As the importance of efficient contact tracing ramps up, Northland's medical officials are confident the region's health service is up to the task.
This week, Prime Minister Jacinda Ardern identified efficient contact tracing as one of three key areas New Zealand needed to prioritise to avoid mass outbreak of Covid-19once out of lockdown.
The contact tracing process refers to how public health units manage the spread of infectious diseases and reduce the chances of community-wide outbreaks.
With reference to Covid-19, the process starts when a test returns positive. At that point, a medical officer of health contacts the person who has tested positive as soon as possible.
People who test positive are required to spend at least 10 days in isolation and are only considered recovered after they have been free of symptoms for 48 hours - something which could take weeks.
From there, the medical officer evaluates the person's health and wellbeing before determining where and how they might have caught the virus - either through travel, contact with a known case or community transmission.
Once this is established, the person is asked to identify all their contacts from 48 hours prior to their onset date - the day they first felt symptoms - until they were contacted with their test result.
Contacts are split into two groups - close and casual contacts. A close contact is someone who has been within about 2m of a positive case for more than 15 minutes without any protective gear.
Anyone who interacted with a positive case but falls outside this definition is considered a casual contact.
Close contacts are then put into quarantine for 14 days from the date they were last exposed to the positive case, while casual contacts are advised to look out for symptoms.
Both positive cases and close contacts are contacted daily to assess their progression. This was done through either a call or text from a nurse, or an automated email with a checklist designed to assess a person's symptoms and wellbeing.
The process can be a difficult one, especially if a positive case had made contact with different people regularly before knowing they carried the virus.
However, Northland medical officer of health Dr Catherine Jackson believed the region's health service was well-prepared to track down any potential cases quickly.
"This is something that public health is very experienced in doing," Jackson said.
"Our nurses are very good detectives because we keep good contact with people, and we're always really nice and helpful to the people we are looking after."
As one of three medical officers of health in Northland, Jackson had contacted about six of Northland's 24 positive cases and said all had coped well with the news.
"We've been really lucky in Northland, our people are really good about answering our questions and giving us information."
Jackson said a key priority was to assure a person of their privacy because some people who had tested positive had experienced online bullying.
"Some people find that very distressing, these are normal, everyday folk who are not generally in the public eye," she said.
"We are very clear to them about what we will tell people, their privacy and confidentiality is really important."
Northland currently had 22 confirmed and two probable cases, including six who had recovered. On Tuesday, Jackson confirmed that all known close contacts relating to Northland's cases had been contacted within 24 hours.
Jackson, who started working in Northland in June last year, said last year's measles outbreak - which numbered 134 cases - illustrated the Northland District Health Board's capacity to contact trace Covid-19 cases.

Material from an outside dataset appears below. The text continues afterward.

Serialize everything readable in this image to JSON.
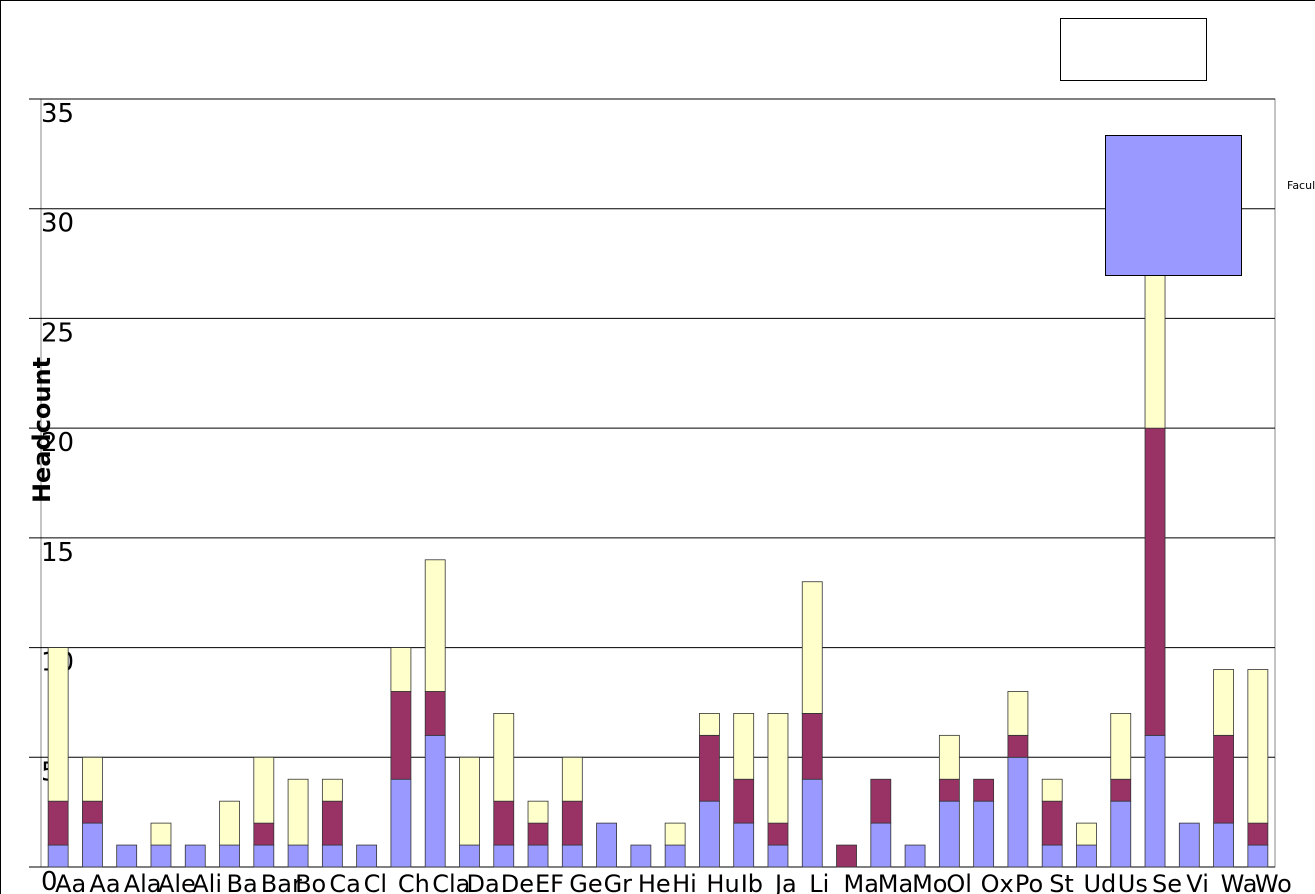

"We had more cases in a week with our measles outbreak than we are even close to having with Covid-19 in Northland, so we have quite a big capacity for contact tracing so I'm not concerned that we are anywhere near our capacity."
As part of the Government's plan to amplify contact tracing efforts, Ardern said this week an app designed to immediately notify contacts of a positive case was in production.
Ardern also said she would be contacting the Singaporean government for further information on its Bluetooth-based app TraceTogether, which could record interactions between a phone and any other phones nearby that have the app installed.
While Jackson accepted New Zealand's culture was not as welcoming to this form of information gathering as other countries, she said these initiatives would help streamline the contact tracing process.
"The process of calling someone every day, even with a big phone centre, is not efficient and so that's why I'm a big proponent of what we are using with a digital checklist and I think that could be better if it was more systematic across our system."
Casting an eye to the future, Jackson said the outcome of Northland's contact tracing efforts depended on the actions of everyone, something she was confident in after last year's measles outbreak.
"We should have had a much larger outbreak and we didn't because Northlanders are really good at following public health advice.
"The success of any outbreak management relies on people doing what they are asked to do and I've found Northlanders to do that really well."